Je tiens la position, ça va. Le plus dur, c’est la chaleur. Bien qu’Arturo soit assis sous le marché couvert, il doit bien faire 38 degrés à l’ombre. Ma tresse est plaquée le long de mon dos, de petits cheveux fins collent à ma nuque et me piquent. La transpiration coule de mon front dans mes yeux mon cou, et je ne peux rien essuyer. Juste récupérer quelques gouttes avec la langue. La toile rouge très épaisse retient ma transpiration. J’ai l’impression d’être en train de cuire à la vapeur comme les pescados de Abu dans leur casserole à trous.

Le sarape lui aussi a des petits trous, qui laissent passer la lumière.
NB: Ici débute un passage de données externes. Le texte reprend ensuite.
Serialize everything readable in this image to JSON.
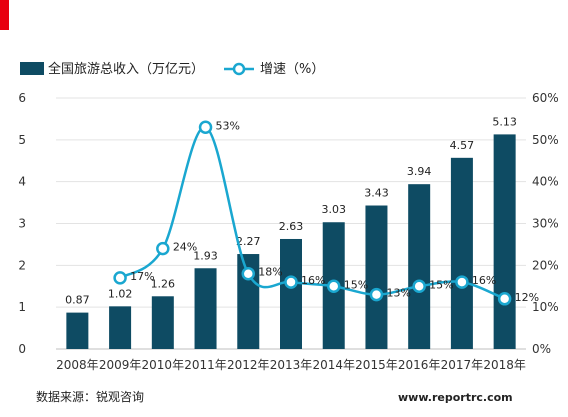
{
  "chart_data": {
    "type": "bar+line",
    "categories": [
      "2008年",
      "2009年",
      "2010年",
      "2011年",
      "2012年",
      "2013年",
      "2014年",
      "2015年",
      "2016年",
      "2017年",
      "2018年"
    ],
    "series": [
      {
        "name": "全国旅游总收入（万亿元）",
        "type": "bar",
        "axis": "left",
        "color": "#0e4b63",
        "values": [
          0.87,
          1.02,
          1.26,
          1.93,
          2.27,
          2.63,
          3.03,
          3.43,
          3.94,
          4.57,
          5.13
        ],
        "labels": [
          "0.87",
          "1.02",
          "1.26",
          "1.93",
          "2.27",
          "2.63",
          "3.03",
          "3.43",
          "3.94",
          "4.57",
          "5.13"
        ]
      },
      {
        "name": "增速（%）",
        "type": "line",
        "axis": "right",
        "color": "#1aa7d0",
        "values": [
          null,
          17,
          24,
          53,
          18,
          16,
          15,
          13,
          15,
          16,
          12
        ],
        "labels": [
          "",
          "17%",
          "24%",
          "53%",
          "18%",
          "16%",
          "15%",
          "13%",
          "15%",
          "16%",
          "12%"
        ]
      }
    ],
    "y_left": {
      "min": 0,
      "max": 6,
      "ticks": [
        "0",
        "1",
        "2",
        "3",
        "4",
        "5",
        "6"
      ]
    },
    "y_right": {
      "min": 0,
      "max": 60,
      "ticks": [
        "0%",
        "10%",
        "20%",
        "30%",
        "40%",
        "50%",
        "60%"
      ]
    },
    "grid": true,
    "legend_position": "top-left"
  },
  "footer": {
    "source": "数据来源：锐观咨询",
    "url": "www.reportrc.com"
  },
  "colors": {
    "accent": "#e8000f",
    "bar": "#0e4b63",
    "line": "#1aa7d0"
  }
}
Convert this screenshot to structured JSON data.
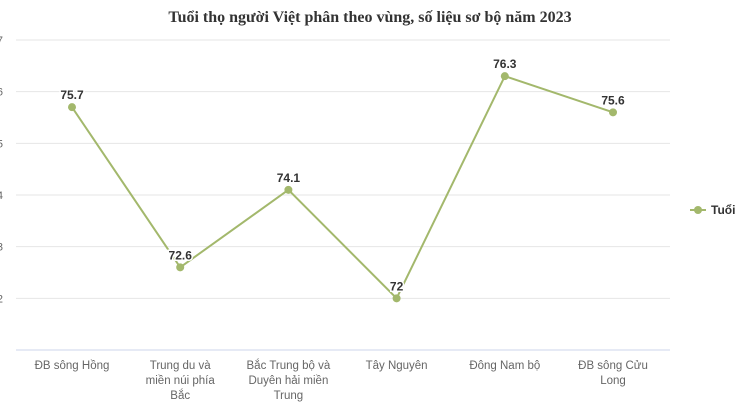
{
  "chart_data": {
    "type": "line",
    "title": "Tuổi thọ người Việt phân theo vùng, số liệu sơ bộ năm 2023",
    "categories": [
      [
        "ĐB sông Hồng"
      ],
      [
        "Trung du và",
        "miền núi phía",
        "Bắc"
      ],
      [
        "Bắc Trung bộ và",
        "Duyên hải miền",
        "Trung"
      ],
      [
        "Tây Nguyên"
      ],
      [
        "Đông Nam bộ"
      ],
      [
        "ĐB sông Cửu",
        "Long"
      ]
    ],
    "series": [
      {
        "name": "Tuổi",
        "values": [
          75.7,
          72.6,
          74.1,
          72,
          76.3,
          75.6
        ],
        "color": "#a3b86c"
      }
    ],
    "yticks": [
      72,
      73,
      74,
      75,
      76,
      77
    ],
    "ylim": [
      71,
      77
    ],
    "grid": true,
    "legend": "right",
    "xlabel": "",
    "ylabel": ""
  }
}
Je vois des morceaux de personnes que je reconnais très bien, étant donné que je vais au marché deux fois par semaine avec Abu depuis que je sais marcher : Ernesto derrière son petit comptoir à tacos, quesadillas et tamales. Lola et son stand de pan dulce, qu’elle ne surveille jamais. Rita qui vend à la criée tamarin, prunes, mamey, avocats et oranges amères. Et l’horrible Jorgito et son délicieux cochinita pibil. Il faut juste oser affronter sa mauvaise humeur pour lui en acheter.

Les bruits et les odeurs commencent à me faire mal à la tête : la radio poussée à fond, l’ail et le chile habanero grillés, les chiens qui se disputent les déchets de viande, le poisson qui dégèle malgré les kilos de glace.
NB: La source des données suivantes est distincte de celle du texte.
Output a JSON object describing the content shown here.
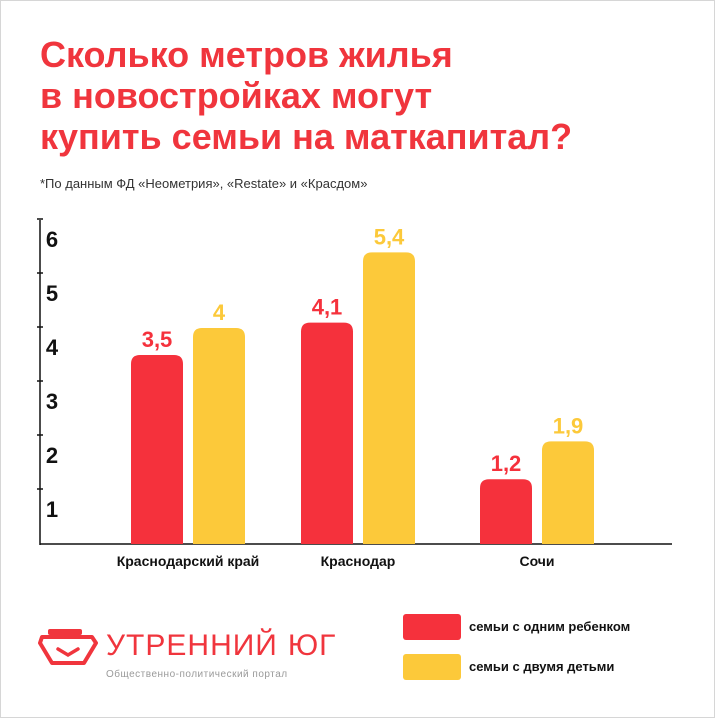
{
  "title_lines": [
    "Сколько метров жилья",
    "в новостройках могут",
    "купить семьи на маткапитал?"
  ],
  "source_note": "*По данным ФД «Неометрия», «Restate» и «Красдом»",
  "colors": {
    "accent": "#f0353d",
    "series_one": "#f5313c",
    "series_two": "#fcc93a"
  },
  "chart_data": {
    "type": "bar",
    "title": "Сколько метров жилья в новостройках могут купить семьи на маткапитал?",
    "categories": [
      "Краснодарский край",
      "Краснодар",
      "Сочи"
    ],
    "series": [
      {
        "name": "семьи с одним ребенком",
        "values": [
          3.5,
          4.1,
          1.2
        ],
        "labels": [
          "3,5",
          "4,1",
          "1,2"
        ],
        "color": "#f5313c"
      },
      {
        "name": "семьи с двумя детьми",
        "values": [
          4,
          5.4,
          1.9
        ],
        "labels": [
          "4",
          "5,4",
          "1,9"
        ],
        "color": "#fcc93a"
      }
    ],
    "yticks": [
      "1",
      "2",
      "3",
      "4",
      "5",
      "6"
    ],
    "ylim": [
      0,
      6.5
    ],
    "xlabel": "",
    "ylabel": "",
    "grid": false,
    "legend_position": "bottom-right"
  },
  "logo": {
    "name_part1": "УТРЕННИЙ",
    "name_part2": "ЮГ",
    "tagline": "Общественно-политический портал",
    "icon": "tray-icon"
  },
  "legend": [
    {
      "label": "семьи с одним ребенком",
      "color": "#f5313c"
    },
    {
      "label": "семьи с двумя детьми",
      "color": "#fcc93a"
    }
  ]
}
Tio Arturo et moi, on attend le bus. Il arrivera quand il arrivera. Pour nous emmener vers la grande ville puis à la tortilla border. C’est un énorme mur qui sépare les Mexicains, comme nous, des Américains. Enfin, mon grand frère m’a expliqué que la tortilla border  n’a qu’un bout de mur. Mais par contre si on veut passer du côté de l’Amérique on doit se grouiller parce que le nouveau président américain Trompe il veut construire un énorme mur tout du long et en plus que les Mexicains le paient, tout ça pour qu’on ne puisse plus entrer.

Tio Arturo et les cousins m’ont dit qu’on aurait une chance de passer, mais un par un. Et Tio Arturo et moi on est censés faire un. Ca veut dire que je dois rester cachée sous le sarape jusqu’à ce qu’on descende de ce bus. Ensuite on va passer une nuit près de la frontière, dans de la famille que je connais pas. Et normalement le lendemain, hop, on tente de passer la tortilla.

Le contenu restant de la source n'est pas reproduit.